30•朝食を共に
スーザンは活動的な人間であり、人界防衛の要とも言えるナイトラン一門にとっては跡取りである。ナイトランの本家当主達が代々害悪生物ラスカルジャーク殲滅に尽力してきたのは、世界史資料でも語られている。その事実はフィリップ班長もよく知っている。スーザンとは直属の上司として既に5年の付き合いだ。
だが、山岳訓練で寝食を共にして来たとは言え、仕事の場でしか会ったことはない。日常で身を守る力は想像できないのだ。実際にはリチャードの同類であるから、生活力などなくても生存力はカンストしているので大丈夫なのだが。

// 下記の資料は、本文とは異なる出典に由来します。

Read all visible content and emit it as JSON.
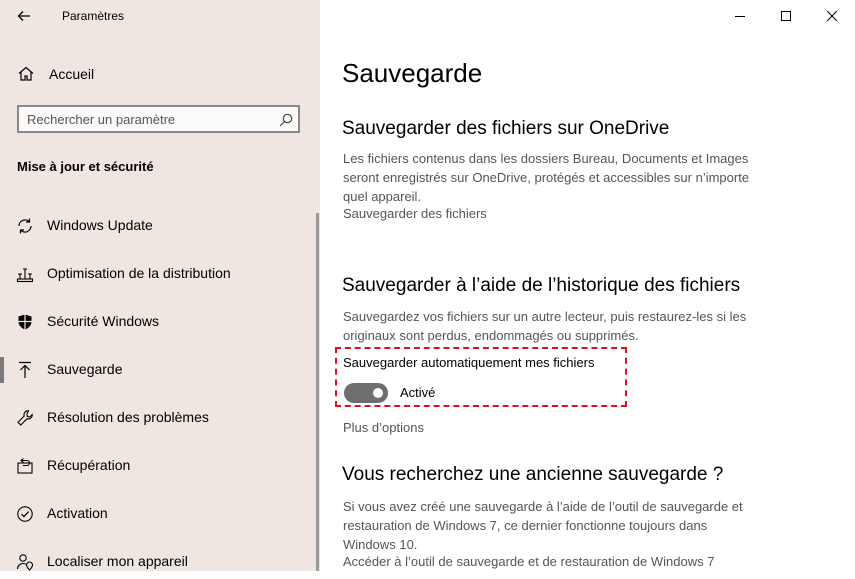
{
  "window": {
    "title": "Paramètres",
    "controls": [
      "minimize-icon",
      "maximize-icon",
      "close-icon"
    ]
  },
  "sidebar": {
    "home_label": "Accueil",
    "search_placeholder": "Rechercher un paramètre",
    "section_title": "Mise à jour et sécurité",
    "items": [
      {
        "label": "Windows Update",
        "icon": "refresh-icon"
      },
      {
        "label": "Optimisation de la distribution",
        "icon": "delivery-optimization-icon"
      },
      {
        "label": "Sécurité Windows",
        "icon": "shield-icon"
      },
      {
        "label": "Sauvegarde",
        "icon": "upload-icon",
        "selected": true
      },
      {
        "label": "Résolution des problèmes",
        "icon": "wrench-icon"
      },
      {
        "label": "Récupération",
        "icon": "recovery-icon"
      },
      {
        "label": "Activation",
        "icon": "activation-icon"
      },
      {
        "label": "Localiser mon appareil",
        "icon": "person-location-icon"
      }
    ]
  },
  "main": {
    "page_title": "Sauvegarde",
    "onedrive": {
      "heading": "Sauvegarder des fichiers sur OneDrive",
      "description_lines": [
        "Les fichiers contenus dans les dossiers Bureau, Documents et Images",
        "seront enregistrés sur OneDrive, protégés et accessibles sur n’importe",
        "quel appareil."
      ],
      "link": "Sauvegarder des fichiers"
    },
    "file_history": {
      "heading": "Sauvegarder à l’aide de l’historique des fichiers",
      "description_lines": [
        "Sauvegardez vos fichiers sur un autre lecteur, puis restaurez-les si les",
        "originaux sont perdus, endommagés ou supprimés."
      ],
      "toggle_label": "Sauvegarder automatiquement mes fichiers",
      "toggle_state": "Activé",
      "toggle_on": true,
      "more_options": "Plus d’options"
    },
    "old_backup": {
      "heading": "Vous recherchez une ancienne sauvegarde ?",
      "description_lines": [
        "Si vous avez créé une sauvegarde à l’aide de l’outil de sauvegarde et",
        "restauration de Windows 7, ce dernier fonctionne toujours dans",
        "Windows 10."
      ],
      "link": "Accéder à l’outil de sauvegarde et de restauration de Windows 7"
    }
  },
  "colors": {
    "sidebar_bg": "#efe6e1",
    "highlight_border": "#e0101a",
    "toggle_bg": "#6e6e6e"
  }
}
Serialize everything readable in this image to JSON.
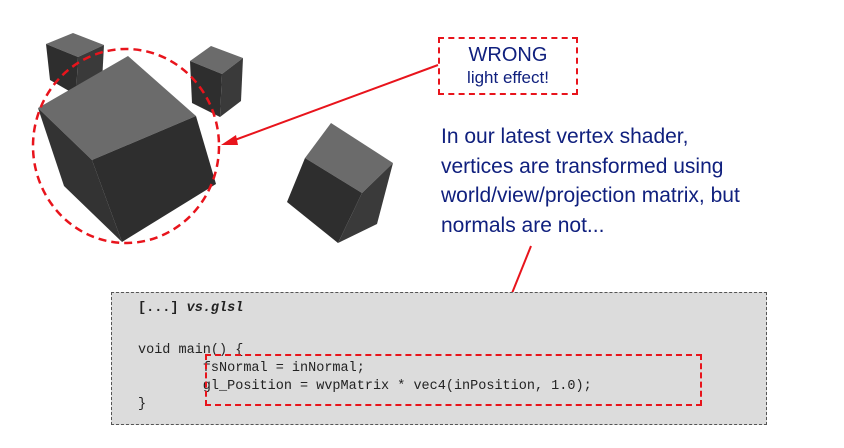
{
  "callout": {
    "line1": "WRONG",
    "line2": "light effect!"
  },
  "description": [
    "In our latest vertex shader,",
    "vertices are transformed using",
    "world/view/projection matrix, but",
    "normals are not..."
  ],
  "code": {
    "header_brackets": "[...]",
    "header_file": "vs.glsl",
    "lines": [
      "void main() {",
      "        fsNormal = inNormal;",
      "        gl_Position = wvpMatrix * vec4(inPosition, 1.0);",
      "}"
    ]
  },
  "colors": {
    "annotation_red": "#e8141c",
    "text_blue": "#10207e",
    "code_bg": "#dcdcdc",
    "cube_top": "#6b6b6b",
    "cube_side": "#3c3c3c",
    "cube_front": "#2e2e2e"
  }
}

「それに、引きこもってるよりこれまで通りにしてる方が相手も油断するんじゃないすかね」
「そんな囮みたいなのは反対だよ」
フィリップ班長が不機嫌になったところで、マーサがやってきた。
「皆さま、食堂へどうぞ」
ここレジェンダリー王国において中央官僚が首都スターゲインベルクに構える邸宅では、通常食堂がいくつもある。来客用、朝食用、昼食用、夕食用、おやつ用、等々だ。しかし、リチャードとスーザンのために建てられた首都ナイトラン宅には食堂はひとつ。たいして広くもない。2人とも殆ど首都にいないため、来客も稀だ。必要がないのでひとつで充分だった。
3人が席に着くとリチャードがディナーベルを鳴らす。美しい白磁に青い唐草模様の描かれた卓上鈴である。音はちりんと澄んで涼やかでありながら柔らかい。やがて給仕のティモシーが銀のワゴンを押して来る。

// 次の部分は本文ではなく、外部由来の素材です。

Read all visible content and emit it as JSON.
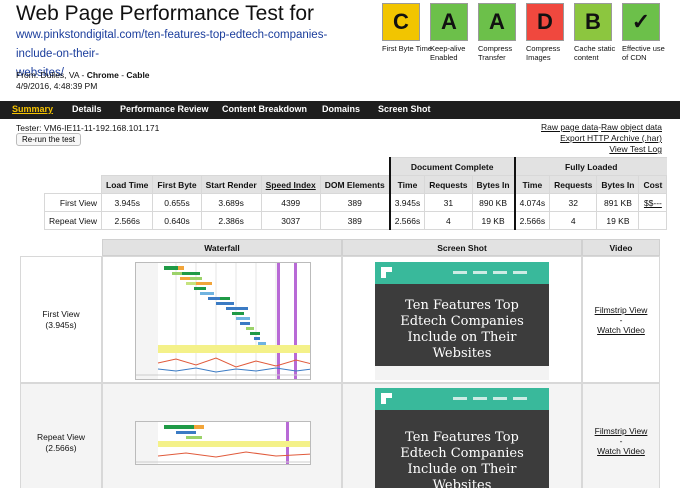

配られたのはワンプレート。早朝出発の遠征を妨げないように、とのリチャードからの配慮だ。たっぷりの野菜、分厚いハム、ハーブとスパイスを効かせた小ぶりのソーセージ。小さなカップには貝を浮かせた乳製品のスープが湯気を立てている。軽く炙った茶色いパンによく合う酸っぱくて黒いジャム。新鮮なレモンジュースにはフィル班長の好きなミントが加えられていた。
「いっそあたしがデイヴィスって奴に直接会うってのはどうすか」
楽しげにフォークを手にしたフィル班長は、スーザンの無謀な提案を聞くとうんざりした顔を見せる。
「勇敢なのは魅力的だけどね、」
薄切りラディッシュを飲み込むと、赤毛の大男はため息をつく。
「いくらなんでも危険すぎるよ」
「そうかなあ」
「手っ取り早くていいな」
「リチャード大魔法卿」
フィリップ班長が嗜めるようにリチャードを見た。想い人の養父は素知らぬ顔で朝食を進める。そろそろ60だというのにちっとも衰えを感じさせない大魔法使いは、分厚いハムの塊をものともせずに平らげた。